Diabetic nephropathy (DN) is defined by elevated urine albumin excretion or reduced glomerular filtration rate (GFR), or both. This serious complication causes destructive scarring in 20 to 40 percent of all diabetics, with minimal tissue regeneration possible. While DN may be diagnosed clinically, pathology is often needed to confirm the diagnosis and establish the severity of the injury.
“In addition to making the correct diagnosis of diabetic nephropathy, we want to be able to assess the severity of the injury.”
Pathologists usually classify DN based on a visual assessment of glomerular pathology using immunofluorescence microscopy and electron microscopy. Although diagnostic guidelines have been well established, scoring of severity of the lesions may vary among pathologists.
“All of this involves pathologists studying slides; looking at the glomeruli in a biopsy to determine if they are normal or abnormal,” said Agnes Fogo, M.D., the John L. Shapiro Chair of Pathology at Vanderbilt University Medical Center. “In addition to making the correct diagnosis of diabetic nephropathy, we want to be able to assess the severity of the injury.”
Recently, Fogo was a co-author on a study, published in the Journal of the American Society of Nephrology and led by Pinaki Sarder, Ph.D., of the University of Buffalo, to determine if an artificial intelligence (AI)-driven process called computational segmentation can be used to improve classification of severity of diabetic glomerulosclerosis.
Machine Learning to Classify Samples
The researchers combined traditional image analysis with a novel machine learning model in a recent study published in the Journal of the American Society of Nephrology. Their goal was to determine if the latter could more efﬁciently capture important structures and minimize manual effort. Slide images from 54 patients with DN were used to train the machine learning algorithms.
To computationally quantify complex glomerular structure, the investigators reduced it to three components: nuclei, capillary lumina and Bowman spaces, and periodic acid-Schiff positive structures. They detected glomerular boundaries and nuclei from whole slide images using convolutional neural networks, and the remaining glomerular structures using an unsupervised technique developed expressly for the study. They also deﬁned a set of digital features quantifying the structural progression of DN, and a recurrent network architecture to process these features into a classiﬁcation.
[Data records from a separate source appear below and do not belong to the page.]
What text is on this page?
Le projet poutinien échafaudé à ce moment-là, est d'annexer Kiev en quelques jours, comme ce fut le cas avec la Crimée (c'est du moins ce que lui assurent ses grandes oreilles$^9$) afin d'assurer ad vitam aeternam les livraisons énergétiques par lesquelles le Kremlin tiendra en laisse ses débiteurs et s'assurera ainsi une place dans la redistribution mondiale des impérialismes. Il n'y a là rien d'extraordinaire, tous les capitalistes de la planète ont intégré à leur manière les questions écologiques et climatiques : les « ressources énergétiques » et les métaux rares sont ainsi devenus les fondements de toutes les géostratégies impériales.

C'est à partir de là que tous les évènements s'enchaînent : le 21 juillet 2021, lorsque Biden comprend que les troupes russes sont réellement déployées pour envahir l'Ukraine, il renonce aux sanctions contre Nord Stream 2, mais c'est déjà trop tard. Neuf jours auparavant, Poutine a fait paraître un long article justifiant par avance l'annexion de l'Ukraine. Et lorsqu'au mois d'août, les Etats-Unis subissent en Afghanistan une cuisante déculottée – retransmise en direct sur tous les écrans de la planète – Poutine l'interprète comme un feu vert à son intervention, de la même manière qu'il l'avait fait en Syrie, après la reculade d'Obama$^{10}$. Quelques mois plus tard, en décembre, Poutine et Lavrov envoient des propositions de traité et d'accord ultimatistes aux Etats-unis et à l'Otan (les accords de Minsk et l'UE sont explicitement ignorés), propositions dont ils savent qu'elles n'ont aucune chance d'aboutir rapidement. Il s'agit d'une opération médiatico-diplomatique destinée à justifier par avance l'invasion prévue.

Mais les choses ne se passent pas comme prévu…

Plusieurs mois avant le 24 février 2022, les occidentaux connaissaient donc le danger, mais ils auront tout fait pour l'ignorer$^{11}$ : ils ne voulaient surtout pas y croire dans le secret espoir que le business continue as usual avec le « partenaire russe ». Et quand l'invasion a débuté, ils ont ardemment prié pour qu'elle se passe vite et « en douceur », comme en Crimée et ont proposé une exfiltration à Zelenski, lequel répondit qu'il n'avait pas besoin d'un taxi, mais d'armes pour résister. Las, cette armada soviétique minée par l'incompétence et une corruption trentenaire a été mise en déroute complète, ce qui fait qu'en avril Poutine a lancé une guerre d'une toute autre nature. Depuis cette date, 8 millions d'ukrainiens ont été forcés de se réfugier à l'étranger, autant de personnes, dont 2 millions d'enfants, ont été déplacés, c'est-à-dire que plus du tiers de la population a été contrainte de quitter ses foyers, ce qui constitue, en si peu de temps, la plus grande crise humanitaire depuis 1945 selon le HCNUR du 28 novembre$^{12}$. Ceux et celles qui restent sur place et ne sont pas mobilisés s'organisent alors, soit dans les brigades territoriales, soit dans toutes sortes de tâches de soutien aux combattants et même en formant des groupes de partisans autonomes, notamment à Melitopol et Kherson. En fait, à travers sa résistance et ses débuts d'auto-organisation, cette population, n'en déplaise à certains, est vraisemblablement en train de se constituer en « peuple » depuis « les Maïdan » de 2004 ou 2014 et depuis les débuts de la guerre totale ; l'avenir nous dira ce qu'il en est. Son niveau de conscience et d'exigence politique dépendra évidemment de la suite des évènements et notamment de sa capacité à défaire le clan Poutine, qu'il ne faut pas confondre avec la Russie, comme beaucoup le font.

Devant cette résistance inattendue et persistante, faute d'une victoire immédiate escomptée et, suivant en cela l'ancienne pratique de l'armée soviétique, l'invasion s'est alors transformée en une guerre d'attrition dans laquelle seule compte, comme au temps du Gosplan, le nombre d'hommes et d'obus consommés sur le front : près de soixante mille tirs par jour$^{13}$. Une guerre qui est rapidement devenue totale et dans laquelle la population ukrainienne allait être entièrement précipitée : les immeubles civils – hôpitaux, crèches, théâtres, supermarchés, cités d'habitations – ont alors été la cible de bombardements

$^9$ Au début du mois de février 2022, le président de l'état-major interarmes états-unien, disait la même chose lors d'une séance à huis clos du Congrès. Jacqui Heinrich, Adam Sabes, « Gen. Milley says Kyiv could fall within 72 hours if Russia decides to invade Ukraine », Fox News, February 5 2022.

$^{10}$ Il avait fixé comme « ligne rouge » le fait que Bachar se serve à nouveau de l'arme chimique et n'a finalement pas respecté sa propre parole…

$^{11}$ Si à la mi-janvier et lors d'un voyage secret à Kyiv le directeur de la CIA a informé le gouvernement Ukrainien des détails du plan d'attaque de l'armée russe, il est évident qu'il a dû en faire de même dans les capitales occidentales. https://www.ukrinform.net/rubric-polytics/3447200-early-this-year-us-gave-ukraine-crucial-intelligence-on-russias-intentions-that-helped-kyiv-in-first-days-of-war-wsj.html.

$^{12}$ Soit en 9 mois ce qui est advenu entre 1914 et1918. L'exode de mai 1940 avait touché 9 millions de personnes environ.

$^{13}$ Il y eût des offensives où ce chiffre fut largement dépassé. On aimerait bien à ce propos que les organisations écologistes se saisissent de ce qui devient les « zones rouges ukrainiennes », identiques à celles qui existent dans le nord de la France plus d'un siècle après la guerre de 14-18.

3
There was substantial agreement between the digital classiﬁcations and those made by three senior pathologists, suggesting that computational approaches can be comparable to traditional human visual classiﬁcation.
“This study is the first to demonstrate that we can employ computational tools to conduct tasks that renal pathologists do; thus, this approach can improve precision in a clinical workflow,” Sarder said.
Expanding AI in Renal Disease
“In the future, we hope to train the computer to discern things the human eye can’t discern,” Fogo said. “Are there any identifying characteristics in patients who have different outcomes?” She also hopes that the machine learning model can be taught to classify other, more complex renal diseases such as lupus nephritis, rejection in kidney transplants, and kidney cancers.
“We’ll still need experts to integrate all the existing data. But if you could have the computer mark the area of concern… it could save time in diagnosis and potentially lead to recognition of specific abnormalities.”
While machine learning may advance diagnosis in devastating kidney disease, Fogo thinks there will always be a need for expert pathology. “If you want the instrument to do what pathologists do,” she said, “you must have a well-developed gold standard and input huge, complex data sets to define archetypes that are potentially meaningful.”
“We’ll still need experts to integrate all the existing data. But if you could have the computer mark the area of concern and have your eye drawn to that, it could save time in diagnosis and potentially lead to recognition of specific abnormalities to support precise interventions.”